According to the announcement, interest rate, or the repo rate, remains unchanged at 8 percent and the reverse repo rate stays at 7 percent. The cash reserve ratio remains the same at 4 percent.
Most think the central bank will wait until February or April to ease rates despite sharply lower inflation.
Limp economic growth during Prime Minister Narendra Modi's first six months in power, however, has caused unease in government quarters, raising some calls for an early reduction.
However, helped by tumbling oil prices, India's annual consumer price inflation slowed to 5.52 percent in October, sharply down from a peak of 11.16 percent struck in November last year.
Indian central bank governor Raghuram Rajan said, "If the current inflation momentum and changes in inflationary expectations continue, and fiscal developments are encouraging, a change in the monetary policy stance is likely early next year, including outside the policy review cycle."

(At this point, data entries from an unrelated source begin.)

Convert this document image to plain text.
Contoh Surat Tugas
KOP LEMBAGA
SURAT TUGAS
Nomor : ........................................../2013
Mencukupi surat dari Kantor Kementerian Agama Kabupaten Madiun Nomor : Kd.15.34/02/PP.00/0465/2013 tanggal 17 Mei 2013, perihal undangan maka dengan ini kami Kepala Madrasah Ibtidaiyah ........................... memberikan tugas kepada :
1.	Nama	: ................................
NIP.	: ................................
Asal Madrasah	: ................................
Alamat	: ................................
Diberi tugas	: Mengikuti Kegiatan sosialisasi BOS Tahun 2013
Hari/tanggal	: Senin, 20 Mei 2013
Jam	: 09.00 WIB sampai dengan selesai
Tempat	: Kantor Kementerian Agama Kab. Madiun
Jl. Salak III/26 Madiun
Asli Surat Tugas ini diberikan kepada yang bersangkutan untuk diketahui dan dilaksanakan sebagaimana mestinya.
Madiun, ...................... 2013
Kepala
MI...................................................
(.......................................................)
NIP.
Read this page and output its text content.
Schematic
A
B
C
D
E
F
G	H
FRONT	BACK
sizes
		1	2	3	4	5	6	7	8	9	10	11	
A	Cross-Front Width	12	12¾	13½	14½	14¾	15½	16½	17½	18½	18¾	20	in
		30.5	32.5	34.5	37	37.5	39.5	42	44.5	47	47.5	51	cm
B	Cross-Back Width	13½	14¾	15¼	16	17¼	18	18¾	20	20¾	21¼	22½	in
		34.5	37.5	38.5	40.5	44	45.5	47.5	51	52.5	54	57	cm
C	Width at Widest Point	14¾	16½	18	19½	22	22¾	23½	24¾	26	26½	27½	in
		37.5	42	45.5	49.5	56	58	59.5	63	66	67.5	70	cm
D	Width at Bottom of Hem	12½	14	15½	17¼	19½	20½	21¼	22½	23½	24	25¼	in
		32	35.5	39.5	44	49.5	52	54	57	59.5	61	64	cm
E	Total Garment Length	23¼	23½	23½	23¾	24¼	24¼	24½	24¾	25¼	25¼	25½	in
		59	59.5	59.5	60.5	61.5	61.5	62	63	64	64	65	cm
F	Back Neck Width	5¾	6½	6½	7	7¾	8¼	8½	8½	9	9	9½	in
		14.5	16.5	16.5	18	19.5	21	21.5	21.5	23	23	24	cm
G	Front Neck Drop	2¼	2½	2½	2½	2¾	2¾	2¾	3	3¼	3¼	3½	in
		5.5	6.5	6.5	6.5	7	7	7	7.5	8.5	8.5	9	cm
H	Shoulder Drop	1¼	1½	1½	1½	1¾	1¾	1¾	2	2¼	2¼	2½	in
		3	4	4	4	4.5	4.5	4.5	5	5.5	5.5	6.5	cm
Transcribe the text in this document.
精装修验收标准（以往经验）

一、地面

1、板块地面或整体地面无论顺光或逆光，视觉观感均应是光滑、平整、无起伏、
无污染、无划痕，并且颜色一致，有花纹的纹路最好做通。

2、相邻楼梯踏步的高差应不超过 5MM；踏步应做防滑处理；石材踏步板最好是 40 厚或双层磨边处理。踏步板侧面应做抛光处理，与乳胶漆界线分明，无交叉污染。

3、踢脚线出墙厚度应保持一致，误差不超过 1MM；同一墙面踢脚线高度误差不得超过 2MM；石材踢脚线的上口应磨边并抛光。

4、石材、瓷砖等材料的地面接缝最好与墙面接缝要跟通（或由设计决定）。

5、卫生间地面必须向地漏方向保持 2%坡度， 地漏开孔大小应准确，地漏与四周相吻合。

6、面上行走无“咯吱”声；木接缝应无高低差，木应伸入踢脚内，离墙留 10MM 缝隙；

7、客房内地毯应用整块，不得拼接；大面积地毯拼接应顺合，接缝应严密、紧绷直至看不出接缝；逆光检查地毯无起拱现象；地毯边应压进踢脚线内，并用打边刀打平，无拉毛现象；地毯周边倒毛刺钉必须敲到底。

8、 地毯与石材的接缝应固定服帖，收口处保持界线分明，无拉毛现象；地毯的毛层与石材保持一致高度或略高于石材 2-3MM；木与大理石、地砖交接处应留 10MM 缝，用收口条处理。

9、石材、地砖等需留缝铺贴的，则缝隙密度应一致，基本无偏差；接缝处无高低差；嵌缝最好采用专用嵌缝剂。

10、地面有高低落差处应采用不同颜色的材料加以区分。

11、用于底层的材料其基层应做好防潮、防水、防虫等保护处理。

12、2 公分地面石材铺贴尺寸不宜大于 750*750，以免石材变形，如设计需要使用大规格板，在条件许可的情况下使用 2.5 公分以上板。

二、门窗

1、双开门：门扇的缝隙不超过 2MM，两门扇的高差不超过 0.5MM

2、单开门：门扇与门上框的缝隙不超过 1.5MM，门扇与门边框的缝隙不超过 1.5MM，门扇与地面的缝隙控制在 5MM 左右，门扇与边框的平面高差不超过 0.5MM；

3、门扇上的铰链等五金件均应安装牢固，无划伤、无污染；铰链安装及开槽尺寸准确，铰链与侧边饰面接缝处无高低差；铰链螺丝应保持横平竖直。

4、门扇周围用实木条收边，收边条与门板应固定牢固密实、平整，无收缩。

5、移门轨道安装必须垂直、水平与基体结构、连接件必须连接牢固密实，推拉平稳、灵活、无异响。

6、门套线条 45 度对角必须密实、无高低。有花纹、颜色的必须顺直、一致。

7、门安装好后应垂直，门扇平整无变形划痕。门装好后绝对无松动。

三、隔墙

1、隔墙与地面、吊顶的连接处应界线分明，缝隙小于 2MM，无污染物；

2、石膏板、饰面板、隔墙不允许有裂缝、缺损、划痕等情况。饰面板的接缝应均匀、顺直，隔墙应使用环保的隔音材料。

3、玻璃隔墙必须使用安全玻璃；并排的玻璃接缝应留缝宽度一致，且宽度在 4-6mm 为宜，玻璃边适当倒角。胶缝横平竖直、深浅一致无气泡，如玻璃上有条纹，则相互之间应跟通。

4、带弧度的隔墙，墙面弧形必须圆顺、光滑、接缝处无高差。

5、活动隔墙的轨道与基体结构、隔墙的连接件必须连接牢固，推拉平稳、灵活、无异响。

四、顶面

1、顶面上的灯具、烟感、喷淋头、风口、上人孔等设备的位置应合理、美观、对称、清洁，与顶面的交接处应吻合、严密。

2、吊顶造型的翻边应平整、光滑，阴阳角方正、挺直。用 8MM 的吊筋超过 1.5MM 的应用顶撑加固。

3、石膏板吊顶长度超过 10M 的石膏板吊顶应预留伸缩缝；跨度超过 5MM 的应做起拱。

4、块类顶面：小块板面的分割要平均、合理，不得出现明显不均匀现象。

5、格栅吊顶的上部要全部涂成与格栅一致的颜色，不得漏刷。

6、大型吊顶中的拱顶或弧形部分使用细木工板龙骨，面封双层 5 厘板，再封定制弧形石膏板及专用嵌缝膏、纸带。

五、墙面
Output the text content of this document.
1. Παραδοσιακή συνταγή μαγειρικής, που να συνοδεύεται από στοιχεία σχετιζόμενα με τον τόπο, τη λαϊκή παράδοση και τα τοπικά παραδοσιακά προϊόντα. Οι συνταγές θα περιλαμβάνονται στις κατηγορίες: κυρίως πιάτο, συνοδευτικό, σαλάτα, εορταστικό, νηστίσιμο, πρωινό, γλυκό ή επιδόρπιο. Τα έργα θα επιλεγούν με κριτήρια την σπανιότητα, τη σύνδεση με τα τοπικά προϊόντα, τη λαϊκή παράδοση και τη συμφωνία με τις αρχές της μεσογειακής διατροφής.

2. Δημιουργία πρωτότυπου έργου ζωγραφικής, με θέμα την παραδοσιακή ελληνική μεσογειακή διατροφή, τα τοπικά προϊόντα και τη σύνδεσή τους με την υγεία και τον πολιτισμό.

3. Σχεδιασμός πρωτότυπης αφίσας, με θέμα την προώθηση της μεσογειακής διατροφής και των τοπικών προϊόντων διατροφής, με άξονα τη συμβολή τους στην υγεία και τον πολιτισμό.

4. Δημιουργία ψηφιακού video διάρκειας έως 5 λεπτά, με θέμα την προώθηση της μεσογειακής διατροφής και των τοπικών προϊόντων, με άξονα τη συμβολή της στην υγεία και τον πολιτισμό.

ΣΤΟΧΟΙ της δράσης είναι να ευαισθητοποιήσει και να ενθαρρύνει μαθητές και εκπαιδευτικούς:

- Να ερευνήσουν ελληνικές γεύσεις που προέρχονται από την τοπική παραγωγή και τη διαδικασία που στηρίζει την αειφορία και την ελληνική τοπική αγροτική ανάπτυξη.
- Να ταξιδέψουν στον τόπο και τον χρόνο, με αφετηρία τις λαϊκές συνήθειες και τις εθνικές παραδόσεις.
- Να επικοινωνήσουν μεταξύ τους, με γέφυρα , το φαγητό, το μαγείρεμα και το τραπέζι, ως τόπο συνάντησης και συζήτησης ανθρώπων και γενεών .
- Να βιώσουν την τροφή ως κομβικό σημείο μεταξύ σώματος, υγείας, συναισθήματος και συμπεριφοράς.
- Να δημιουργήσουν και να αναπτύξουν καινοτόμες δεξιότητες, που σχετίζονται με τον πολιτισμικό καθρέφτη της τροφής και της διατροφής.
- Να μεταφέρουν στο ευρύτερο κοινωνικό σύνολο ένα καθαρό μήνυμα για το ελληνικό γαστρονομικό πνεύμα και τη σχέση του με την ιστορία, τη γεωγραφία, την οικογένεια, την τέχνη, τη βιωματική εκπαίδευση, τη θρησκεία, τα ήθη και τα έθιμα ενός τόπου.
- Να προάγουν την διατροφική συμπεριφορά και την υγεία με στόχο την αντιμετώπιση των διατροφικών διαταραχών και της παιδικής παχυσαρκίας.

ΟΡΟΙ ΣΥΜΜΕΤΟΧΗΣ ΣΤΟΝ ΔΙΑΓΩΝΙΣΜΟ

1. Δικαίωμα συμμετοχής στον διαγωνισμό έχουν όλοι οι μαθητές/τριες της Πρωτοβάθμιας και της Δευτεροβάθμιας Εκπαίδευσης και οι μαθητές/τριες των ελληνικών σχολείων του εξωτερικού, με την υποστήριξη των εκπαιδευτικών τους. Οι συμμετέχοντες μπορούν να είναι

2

Rajan has said that he will not hold rates for longer than needed. But analysts say that the central bank governor remains wary of factors outside his control, like volatile oil prices, even with the inflation rate running below the central bank target of 6 percent inflation by January 2016.
The Indian economy is struggling to emerge from its slowest phase of growth since the 1980s. Latest data showed year-on-year growth slipped to 5.3 percent in the July-September quarter, down from 5.7 percent in the previous quarter.